A.G. AGITEE AU CLAEP

L’assemblée générale du Claep a été très agitée. Une assemblée générale extraordinaire devrait tenter d’éclaircir la situation et de poser de nouvelles bases. Les dissensions au sein du conseil d’administration ont éclaté au grand jour, tandis que la situation financière est délicate et que des décisions qui conditionnent l’avenir doivent être prises. Le chiffre de 78 euros de subventions par spectateur a été cité. De leur côté, les financeurs, qui ont commandé une étude sur le fonctionnement de la structure, maintiennent leur soutien et vont effectuer des travaux sur le bâtiment. La question du recrutement d’un directeur, souhaitée par les financeurs, reste entière. L’assemblée générale s’est tenue en présence d’Aimé Robert, maire, de Pierre Meffre, conseiller régional, et Sophie Rigaud, représentant le conseil général.
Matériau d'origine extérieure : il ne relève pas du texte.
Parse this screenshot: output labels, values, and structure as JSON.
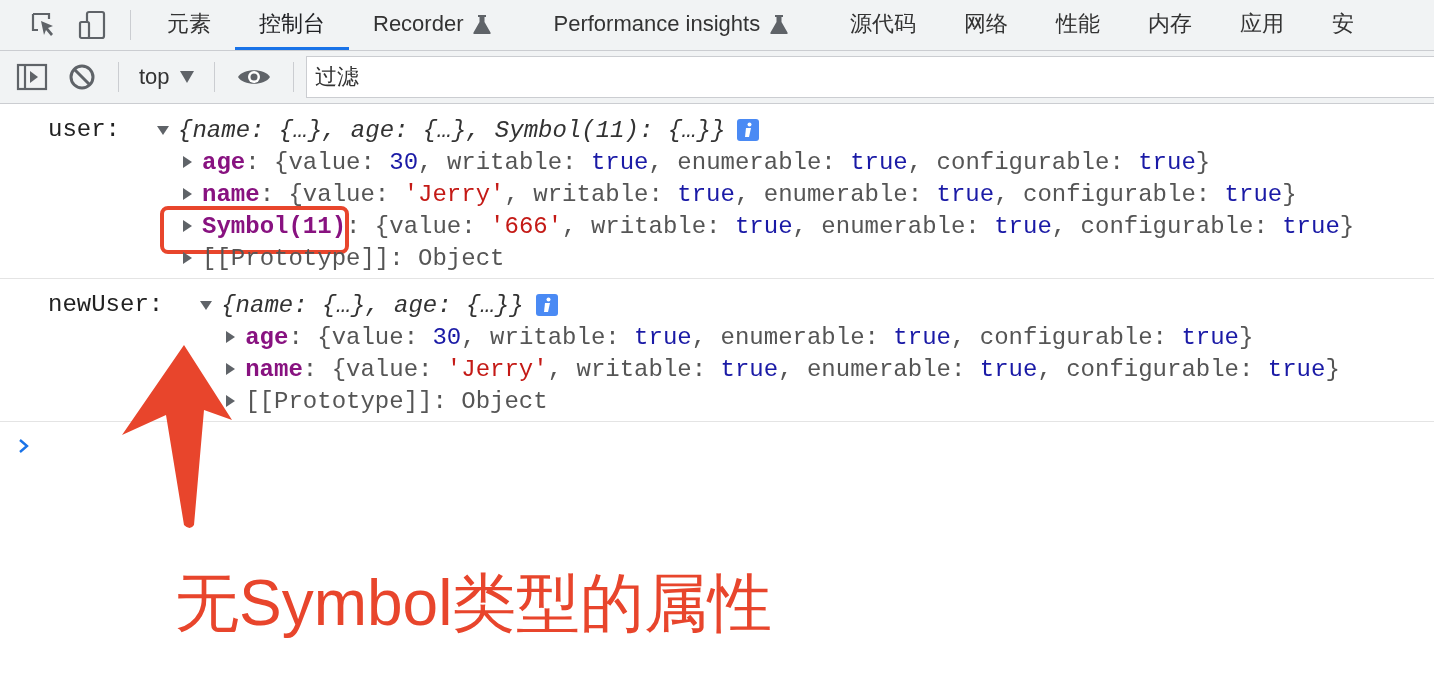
{
  "tabs": [
    {
      "label": "元素",
      "selected": false,
      "experimental": false
    },
    {
      "label": "控制台",
      "selected": true,
      "experimental": false
    },
    {
      "label": "Recorder",
      "selected": false,
      "experimental": true
    },
    {
      "label": "Performance insights",
      "selected": false,
      "experimental": true
    },
    {
      "label": "源代码",
      "selected": false,
      "experimental": false
    },
    {
      "label": "网络",
      "selected": false,
      "experimental": false
    },
    {
      "label": "性能",
      "selected": false,
      "experimental": false
    },
    {
      "label": "内存",
      "selected": false,
      "experimental": false
    },
    {
      "label": "应用",
      "selected": false,
      "experimental": false
    },
    {
      "label": "安",
      "selected": false,
      "experimental": false
    }
  ],
  "toolbar": {
    "context": "top",
    "filter": {
      "placeholder": "过滤"
    }
  },
  "entries": [
    {
      "label": "user:",
      "summary": "{name: {…}, age: {…}, Symbol(11): {…}}",
      "expanded": true,
      "properties": [
        {
          "kind": "field",
          "text": "**age**: {value: 30, writable: true, enumerable: true, configurable: true}",
          "highlighted": false
        },
        {
          "kind": "field",
          "text": "**name**: {value: 'Jerry', writable: true, enumerable: true, configurable: true}",
          "highlighted": false
        },
        {
          "kind": "field",
          "text": "**Symbol(11)**: {value: '666', writable: true, enumerable: true, configurable: true}",
          "highlighted": true
        },
        {
          "kind": "proto",
          "text": "[[Prototype]]: Object",
          "highlighted": false
        }
      ]
    },
    {
      "label": "newUser:",
      "summary": "{name: {…}, age: {…}}",
      "expanded": true,
      "properties": [
        {
          "kind": "field",
          "text": "**age**: {value: 30, writable: true, enumerable: true, configurable: true}",
          "highlighted": false
        },
        {
          "kind": "field",
          "text": "**name**: {value: 'Jerry', writable: true, enumerable: true, configurable: true}",
          "highlighted": false
        },
        {
          "kind": "proto",
          "text": "[[Prototype]]: Object",
          "highlighted": false
        }
      ]
    }
  ],
  "annotation": {
    "caption": "无Symbol类型的属性"
  }
}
L’assemblée générale a commencé par un long compte rendu d’activité fait par Gérard Moog. Il n’a pas été voté, certains membres lui reprochant sa forme, parfois de façon virulente. Ce compte rendu exhaustif de l’année écoulée a toutefois permis d’apprendre un certain nombre de points importants. Le Claep a proposé 17 spectacles vivants, et a servi de résidence d’artiste à cinq compagnies. Les séances de cinéma comptent en moyenne 12 spectateurs, et cinq d’entre elles n’en ont eu aucun. L’activité d’accueil est en hausse, avec 2035 personnes accueillies, 2485 nuitées, et 5601 repas servis.

Une étude commandée par le Conseil général fait le bilan des points positifs et négatifs. Côté positif, les espaces collectifs, la possibilité de repas, une salle de spectacles, et un bâtiment de plain-pied. Côté négatif, des locaux vétustes, mais qui vont être rénovés, des accès inadaptés, et l’absence de logement de gardien, obligatoire.
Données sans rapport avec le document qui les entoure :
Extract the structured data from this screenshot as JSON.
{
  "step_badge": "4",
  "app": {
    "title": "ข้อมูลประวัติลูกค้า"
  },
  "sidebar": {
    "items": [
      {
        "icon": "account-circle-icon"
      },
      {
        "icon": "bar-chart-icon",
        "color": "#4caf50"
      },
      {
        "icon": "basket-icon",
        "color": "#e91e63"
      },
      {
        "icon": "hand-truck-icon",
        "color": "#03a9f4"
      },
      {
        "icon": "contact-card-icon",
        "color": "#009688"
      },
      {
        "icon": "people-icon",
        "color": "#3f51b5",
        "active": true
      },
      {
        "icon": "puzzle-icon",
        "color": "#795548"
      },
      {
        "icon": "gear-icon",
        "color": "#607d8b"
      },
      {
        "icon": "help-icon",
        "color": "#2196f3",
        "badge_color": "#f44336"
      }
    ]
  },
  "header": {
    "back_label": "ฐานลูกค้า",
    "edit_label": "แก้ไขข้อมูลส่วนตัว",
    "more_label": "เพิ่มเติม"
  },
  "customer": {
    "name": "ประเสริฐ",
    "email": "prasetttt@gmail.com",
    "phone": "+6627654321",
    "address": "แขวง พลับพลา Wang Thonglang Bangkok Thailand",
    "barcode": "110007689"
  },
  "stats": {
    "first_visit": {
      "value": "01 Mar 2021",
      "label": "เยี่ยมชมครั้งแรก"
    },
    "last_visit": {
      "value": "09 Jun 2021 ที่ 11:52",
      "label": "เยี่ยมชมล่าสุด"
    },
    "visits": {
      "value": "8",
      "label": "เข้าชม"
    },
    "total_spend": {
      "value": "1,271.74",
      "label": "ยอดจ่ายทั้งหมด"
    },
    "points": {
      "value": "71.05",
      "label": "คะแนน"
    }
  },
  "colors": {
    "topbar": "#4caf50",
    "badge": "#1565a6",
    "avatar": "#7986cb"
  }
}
Les lits sont occupés 58 nuits par an, au lieu de 80 à 120 dans les structures comparables. L’étude recommande de développer la vocation d’accueil sur le spectacle vivant.

Le compte rendu d’activité conclu à la nécessité de resserrer les relations entre les acteurs.

Contesté dans sa forme, et trouvé trop long, le rapport n’a pas été voté. La tenue d’une nouvelle assemblée générale a été décidée pour essayer d’aplanir des difficultés qui résultent principalement des tensions dans le conseil d’administration.

Michel Brunet, qui avait pris depuis trois mois le poste de trésorier, et qui le quitte, a exposé que l’externalisation de la cuisine permettrait une économie d’environ 100 000 euros, et qu’il appartenait à l’assemblée de voir si cette somme devait être affectée à un emploi de directeur.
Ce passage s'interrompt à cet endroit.